Selon le communiqué signé par le Major Nestor Mavudisa Kamba Mayoyo, porte-parole de la Troisième Zone de Défense, les attaques ont eu lieu le 7 octobre 2025 dans le groupement de Kihondo, où plusieurs maisons d’habitation ont été incendiées. Les villages de Rusinga, Buuma, Kauma et Mwygia ont été « décimés par ces ennemis de la paix », déplore le texte.
L’armée rapporte de nombreuses pertes en vies humaines ainsi que d’importants dégâts matériels.

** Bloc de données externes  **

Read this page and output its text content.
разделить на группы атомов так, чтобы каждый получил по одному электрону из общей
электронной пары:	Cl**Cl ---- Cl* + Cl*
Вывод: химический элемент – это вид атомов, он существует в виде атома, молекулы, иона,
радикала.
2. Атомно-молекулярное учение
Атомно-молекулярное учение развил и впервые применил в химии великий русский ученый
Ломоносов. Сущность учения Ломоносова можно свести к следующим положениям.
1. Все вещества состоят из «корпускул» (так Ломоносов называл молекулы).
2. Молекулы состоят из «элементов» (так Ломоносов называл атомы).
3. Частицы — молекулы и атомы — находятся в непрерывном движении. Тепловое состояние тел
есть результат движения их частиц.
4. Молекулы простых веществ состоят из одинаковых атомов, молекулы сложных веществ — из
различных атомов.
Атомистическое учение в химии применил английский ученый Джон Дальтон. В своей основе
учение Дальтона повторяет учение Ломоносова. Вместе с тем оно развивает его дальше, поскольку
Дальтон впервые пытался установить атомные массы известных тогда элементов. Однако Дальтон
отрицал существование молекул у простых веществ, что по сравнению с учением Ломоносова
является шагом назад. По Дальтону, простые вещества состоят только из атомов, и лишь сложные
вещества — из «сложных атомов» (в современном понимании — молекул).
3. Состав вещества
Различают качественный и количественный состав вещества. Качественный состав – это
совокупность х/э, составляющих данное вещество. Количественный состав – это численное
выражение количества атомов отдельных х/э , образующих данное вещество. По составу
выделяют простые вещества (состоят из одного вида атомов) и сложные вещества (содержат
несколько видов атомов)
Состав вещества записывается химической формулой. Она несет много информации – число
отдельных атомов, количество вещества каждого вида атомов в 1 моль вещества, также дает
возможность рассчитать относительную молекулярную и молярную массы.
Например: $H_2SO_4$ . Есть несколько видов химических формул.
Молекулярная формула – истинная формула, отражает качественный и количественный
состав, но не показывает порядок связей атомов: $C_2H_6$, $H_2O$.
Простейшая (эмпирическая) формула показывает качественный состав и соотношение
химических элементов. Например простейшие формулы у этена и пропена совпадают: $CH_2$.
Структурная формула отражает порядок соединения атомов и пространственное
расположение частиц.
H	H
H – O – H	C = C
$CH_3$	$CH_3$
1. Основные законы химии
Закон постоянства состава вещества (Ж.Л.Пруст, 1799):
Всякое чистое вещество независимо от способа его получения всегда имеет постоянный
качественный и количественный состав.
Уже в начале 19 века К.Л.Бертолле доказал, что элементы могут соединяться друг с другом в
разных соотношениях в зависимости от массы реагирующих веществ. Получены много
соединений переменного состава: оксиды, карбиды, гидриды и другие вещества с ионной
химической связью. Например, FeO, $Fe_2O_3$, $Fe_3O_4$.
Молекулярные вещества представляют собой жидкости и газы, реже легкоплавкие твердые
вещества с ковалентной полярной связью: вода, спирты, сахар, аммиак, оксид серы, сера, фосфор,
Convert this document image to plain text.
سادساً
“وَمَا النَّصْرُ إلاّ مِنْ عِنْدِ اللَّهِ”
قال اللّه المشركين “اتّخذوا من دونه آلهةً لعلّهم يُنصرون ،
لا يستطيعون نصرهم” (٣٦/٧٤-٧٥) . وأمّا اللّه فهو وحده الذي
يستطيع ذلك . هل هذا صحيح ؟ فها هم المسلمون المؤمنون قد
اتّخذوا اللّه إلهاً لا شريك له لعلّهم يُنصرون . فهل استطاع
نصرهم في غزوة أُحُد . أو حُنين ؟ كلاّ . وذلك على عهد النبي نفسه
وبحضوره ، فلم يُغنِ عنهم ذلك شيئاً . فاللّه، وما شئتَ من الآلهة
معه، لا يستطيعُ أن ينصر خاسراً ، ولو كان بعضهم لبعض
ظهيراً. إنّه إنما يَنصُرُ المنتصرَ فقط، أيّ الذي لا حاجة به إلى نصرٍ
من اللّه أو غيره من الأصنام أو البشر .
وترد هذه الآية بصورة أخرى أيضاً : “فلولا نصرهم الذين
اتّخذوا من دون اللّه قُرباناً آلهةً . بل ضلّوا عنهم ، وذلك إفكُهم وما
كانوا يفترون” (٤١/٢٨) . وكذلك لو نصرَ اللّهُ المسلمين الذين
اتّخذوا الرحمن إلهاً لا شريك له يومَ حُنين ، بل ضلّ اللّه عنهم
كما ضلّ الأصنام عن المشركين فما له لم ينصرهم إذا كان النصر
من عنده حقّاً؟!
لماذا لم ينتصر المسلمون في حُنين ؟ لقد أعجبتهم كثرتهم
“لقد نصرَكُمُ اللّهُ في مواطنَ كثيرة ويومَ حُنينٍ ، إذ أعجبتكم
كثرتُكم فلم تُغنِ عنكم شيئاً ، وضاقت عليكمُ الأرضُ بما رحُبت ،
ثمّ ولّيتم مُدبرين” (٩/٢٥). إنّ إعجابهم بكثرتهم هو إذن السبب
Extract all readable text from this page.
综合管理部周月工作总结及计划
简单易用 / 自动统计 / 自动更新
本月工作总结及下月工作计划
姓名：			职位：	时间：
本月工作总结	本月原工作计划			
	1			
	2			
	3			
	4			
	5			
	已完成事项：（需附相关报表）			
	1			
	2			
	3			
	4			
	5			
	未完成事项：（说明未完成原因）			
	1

Elle qualifie ces atrocités à la fois de crimes de guerre et de crimes contre l’humanité, perpétrés « en violation du droit international ».
Tout en condamnant fermement ces attaques, les FARDC réitèrent leur appel au respect strict des règles d’engagement et encouragent la poursuite du processus de paix en cours à Doha et à Washington, sous l’égide des partenaires internationaux.
Ces nouvelles violences interviennent alors que les efforts diplomatiques se multiplient pour ramener la stabilité dans la région du Nord-Kivu, théâtre d’affrontements récurrents entre les forces gouvernementales et les groupes armés soutenus, selon Kinshasa, par le Rwanda.